This is funny in that makes-you-want-to-cry kind of way:
Lawmakers had demanded the $1 million study, ultimately called “Signposts in Cyberspace,” under a 1998 law. Passed almost at the dawn of what became the Internet boom, the law required the Commerce Department to seek a study about Web addresses and trademarks by the National Research Council and wrap up the report within nine months.
The council published its findings Thursday – two presidential administrations later and years after the implosion of what had been a bustling Internet economy.
There are some real masterpieces of understatement in this article:
“Time got extended,” said Charles Brownstein, director of the research council’s computer science and telecommunications board.
Added Steven Crocker, a respected Internet pioneer: “It shouldn’t have taken that long.”
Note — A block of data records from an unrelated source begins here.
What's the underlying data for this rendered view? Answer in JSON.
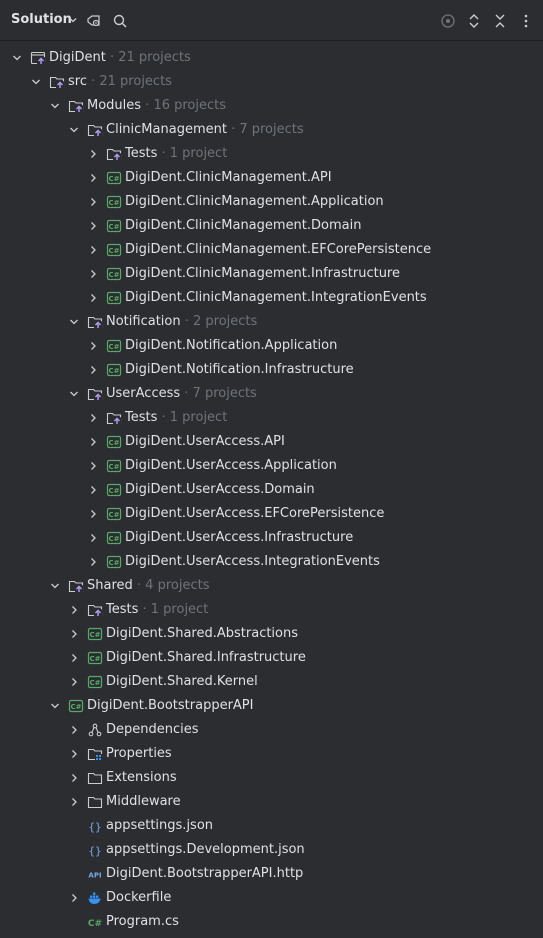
{
  "header": {
    "title": "Solution",
    "icons": [
      "chevron-down-icon",
      "solution-filter-icon",
      "search-icon",
      "locate-icon",
      "expand-collapse-icon",
      "collapse-all-icon",
      "more-options-icon"
    ]
  },
  "tree": [
    {
      "level": 0,
      "expanded": true,
      "icon": "solution",
      "label": "DigiDent",
      "count": " · 21 projects"
    },
    {
      "level": 1,
      "expanded": true,
      "icon": "solution-folder",
      "label": "src",
      "count": " · 21 projects"
    },
    {
      "level": 2,
      "expanded": true,
      "icon": "solution-folder",
      "label": "Modules",
      "count": " · 16 projects"
    },
    {
      "level": 3,
      "expanded": true,
      "icon": "solution-folder",
      "label": "ClinicManagement",
      "count": " · 7 projects"
    },
    {
      "level": 4,
      "expanded": false,
      "icon": "solution-folder",
      "label": "Tests",
      "count": " · 1 project"
    },
    {
      "level": 4,
      "expanded": false,
      "icon": "csharp-project",
      "label": "DigiDent.ClinicManagement.API",
      "count": ""
    },
    {
      "level": 4,
      "expanded": false,
      "icon": "csharp-project",
      "label": "DigiDent.ClinicManagement.Application",
      "count": ""
    },
    {
      "level": 4,
      "expanded": false,
      "icon": "csharp-project",
      "label": "DigiDent.ClinicManagement.Domain",
      "count": ""
    },
    {
      "level": 4,
      "expanded": false,
      "icon": "csharp-project",
      "label": "DigiDent.ClinicManagement.EFCorePersistence",
      "count": ""
    },
    {
      "level": 4,
      "expanded": false,
      "icon": "csharp-project",
      "label": "DigiDent.ClinicManagement.Infrastructure",
      "count": ""
    },
    {
      "level": 4,
      "expanded": false,
      "icon": "csharp-project",
      "label": "DigiDent.ClinicManagement.IntegrationEvents",
      "count": ""
    },
    {
      "level": 3,
      "expanded": true,
      "icon": "solution-folder",
      "label": "Notification",
      "count": " · 2 projects"
    },
    {
      "level": 4,
      "expanded": false,
      "icon": "csharp-project",
      "label": "DigiDent.Notification.Application",
      "count": ""
    },
    {
      "level": 4,
      "expanded": false,
      "icon": "csharp-project",
      "label": "DigiDent.Notification.Infrastructure",
      "count": ""
    },
    {
      "level": 3,
      "expanded": true,
      "icon": "solution-folder",
      "label": "UserAccess",
      "count": " · 7 projects"
    },
    {
      "level": 4,
      "expanded": false,
      "icon": "solution-folder",
      "label": "Tests",
      "count": " · 1 project"
    },
    {
      "level": 4,
      "expanded": false,
      "icon": "csharp-project",
      "label": "DigiDent.UserAccess.API",
      "count": ""
    },
    {
      "level": 4,
      "expanded": false,
      "icon": "csharp-project",
      "label": "DigiDent.UserAccess.Application",
      "count": ""
    },
    {
      "level": 4,
      "expanded": false,
      "icon": "csharp-project",
      "label": "DigiDent.UserAccess.Domain",
      "count": ""
    },
    {
      "level": 4,
      "expanded": false,
      "icon": "csharp-project",
      "label": "DigiDent.UserAccess.EFCorePersistence",
      "count": ""
    },
    {
      "level": 4,
      "expanded": false,
      "icon": "csharp-project",
      "label": "DigiDent.UserAccess.Infrastructure",
      "count": ""
    },
    {
      "level": 4,
      "expanded": false,
      "icon": "csharp-project",
      "label": "DigiDent.UserAccess.IntegrationEvents",
      "count": ""
    },
    {
      "level": 2,
      "expanded": true,
      "icon": "solution-folder",
      "label": "Shared",
      "count": " · 4 projects"
    },
    {
      "level": 3,
      "expanded": false,
      "icon": "solution-folder",
      "label": "Tests",
      "count": " · 1 project"
    },
    {
      "level": 3,
      "expanded": false,
      "icon": "csharp-project",
      "label": "DigiDent.Shared.Abstractions",
      "count": ""
    },
    {
      "level": 3,
      "expanded": false,
      "icon": "csharp-project",
      "label": "DigiDent.Shared.Infrastructure",
      "count": ""
    },
    {
      "level": 3,
      "expanded": false,
      "icon": "csharp-project",
      "label": "DigiDent.Shared.Kernel",
      "count": ""
    },
    {
      "level": 2,
      "expanded": true,
      "icon": "csharp-project",
      "label": "DigiDent.BootstrapperAPI",
      "count": ""
    },
    {
      "level": 3,
      "expanded": false,
      "icon": "dependencies",
      "label": "Dependencies",
      "count": ""
    },
    {
      "level": 3,
      "expanded": false,
      "icon": "properties-folder",
      "label": "Properties",
      "count": ""
    },
    {
      "level": 3,
      "expanded": false,
      "icon": "folder",
      "label": "Extensions",
      "count": ""
    },
    {
      "level": 3,
      "expanded": false,
      "icon": "folder",
      "label": "Middleware",
      "count": ""
    },
    {
      "level": 3,
      "expanded": null,
      "icon": "json-file",
      "label": "appsettings.json",
      "count": ""
    },
    {
      "level": 3,
      "expanded": null,
      "icon": "json-file",
      "label": "appsettings.Development.json",
      "count": ""
    },
    {
      "level": 3,
      "expanded": null,
      "icon": "http-file",
      "label": "DigiDent.BootstrapperAPI.http",
      "count": ""
    },
    {
      "level": 3,
      "expanded": false,
      "icon": "docker",
      "label": "Dockerfile",
      "count": ""
    },
    {
      "level": 3,
      "expanded": null,
      "icon": "csharp-file",
      "label": "Program.cs",
      "count": ""
    }
  ],
  "colors": {
    "background": "#2b2d30",
    "text": "#dfe1e5",
    "count_text": "#6f737a",
    "csharp_green": "#59a869",
    "solution_purple": "#b99bf8",
    "docker_blue": "#3592f2",
    "json_blue": "#7aa6e8"
  }
}
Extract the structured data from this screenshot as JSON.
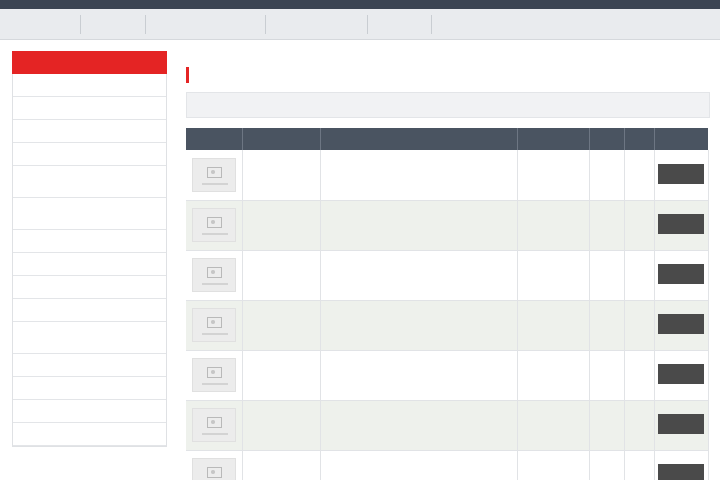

And, in a stunning bit of banality, the committee recommended the status quo:
The report urged minor technical improvements to secure the system from hackers and prevent outages from natural disasters. … It also recommended those traffic-directing computers continue to be operated by volunteers, organizations and corporations around the world rather than governments. And it advocated dozens of new Internet address suffixes – similar to “.com” and “.net” – be introduced each year to allow for new Web sites and e-mail addresses.
But this is the best quote of all:
Brownstein said the government report was delayed substantially as the authors noticed dramatic changes in the same issues they were studying.
Well, everyone out there who’s studying information science, let’s all just go home. Clearly it’s too difficult to study a moving target.